London's Children's Hospital played host to a world-renowned expert on Tuesday, but he's not a doctor.

His specialty isn't even medicine in the conventional sense, but a field that helps to lift the spirits of young patients and their families - therapeutic clowning.

For seven-year-old Michael Gorbasew a visit from Ollie the Clown in his room at Children's Hospital is always special.

But it was Ollie's turn for a special visitor - Andre Poulie of the Theodora Foundation based in Geneva - a group dedicated to advancing the art and skill of therapeutic clowns.

"It's in memory of my mother whose name was Theodora. As a child I did a lot of silly things and ended up in hospital from time to time - one time fairly long - and she was there every day," Poulie explains.

The theraputic clown program has been at Children's Hosptial for 10 years. Last year alone, Ollie worked with more than 3,500 children.

It's funny business with a serious side, Ollie - whose real name is Ken Sperling, helps children through the challenges of being in hospital.

"Usually I use a lot of humour, laughter, slapstick, blow up balloons, magic, bubbles, anything. I use anything in the room," Sperling says.

Michael has leukemia and visits with Ollie help him to just be a kid.

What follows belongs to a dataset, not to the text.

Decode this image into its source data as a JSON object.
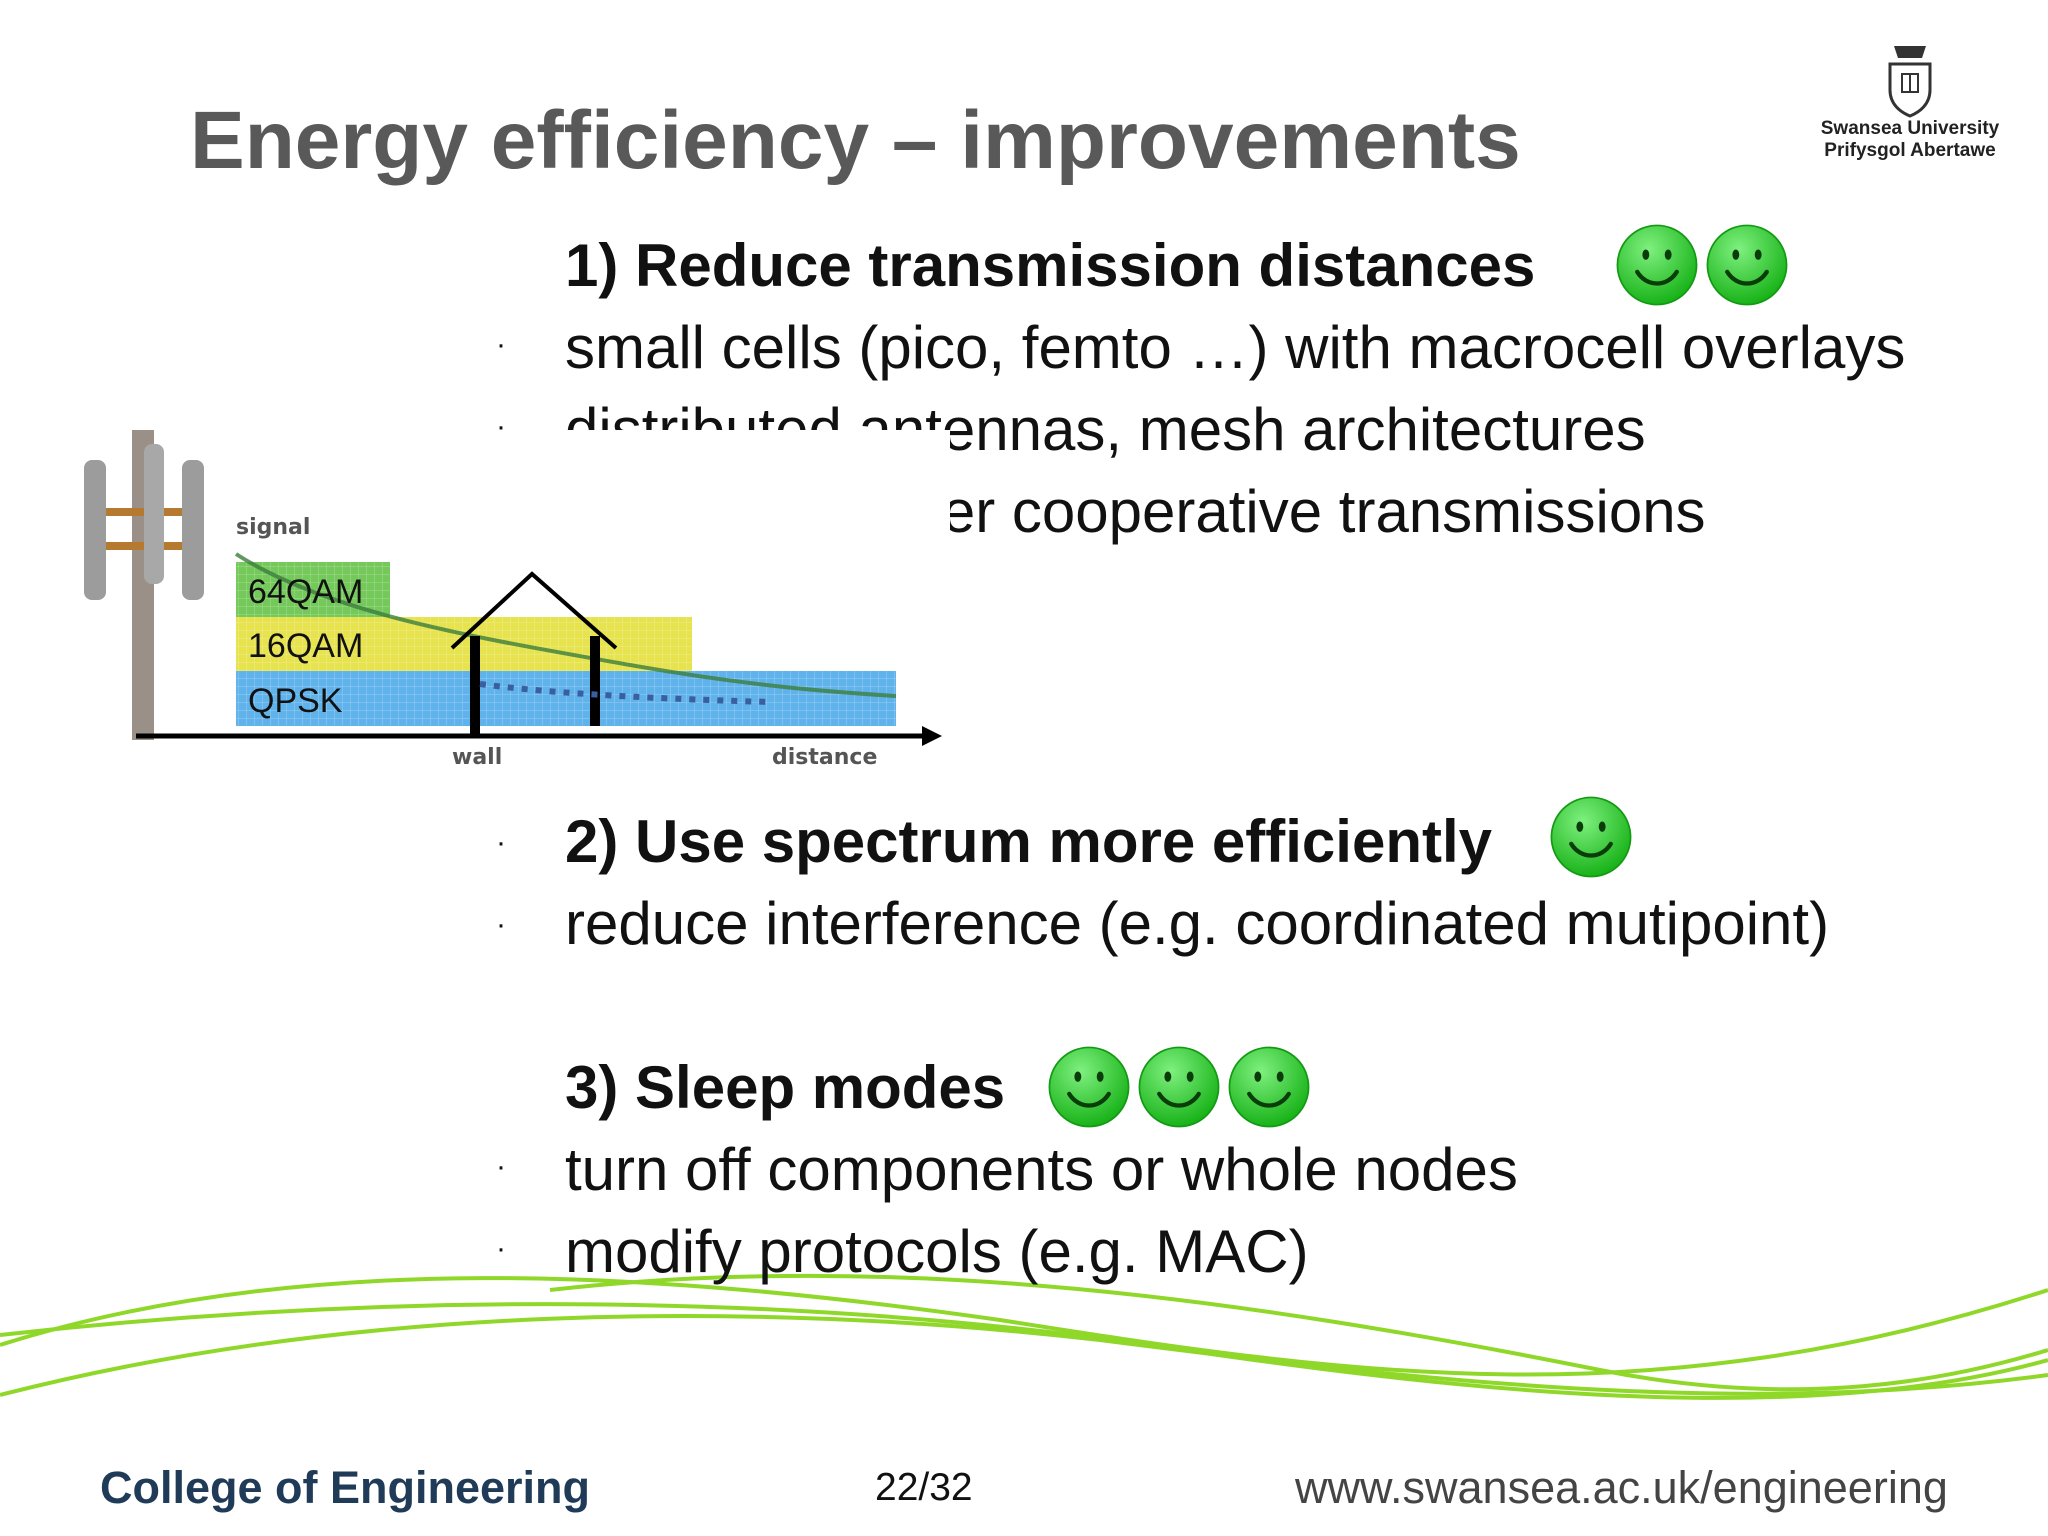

His mom Fran Gorbasew says "I think laughter is really important, especially when you're going through something traumatic like this and it helps with healing. So he brings that into the room. He brings in laughter. He brings in happiness."

Michael adds "He paints me balloons, makes me laugh, smile."

Poulie is impressed by what he sees at Children's Hospital.

"What Ollie's doing has a lot in common with our work...clowning has different traditions. We're are more of the southern European, Latin one."

For Ollie, clowning is a full-time job supported through the Children's Health Foundation, and it's also a vocation.

Sperling says "I've got a dream job. It's wonderful."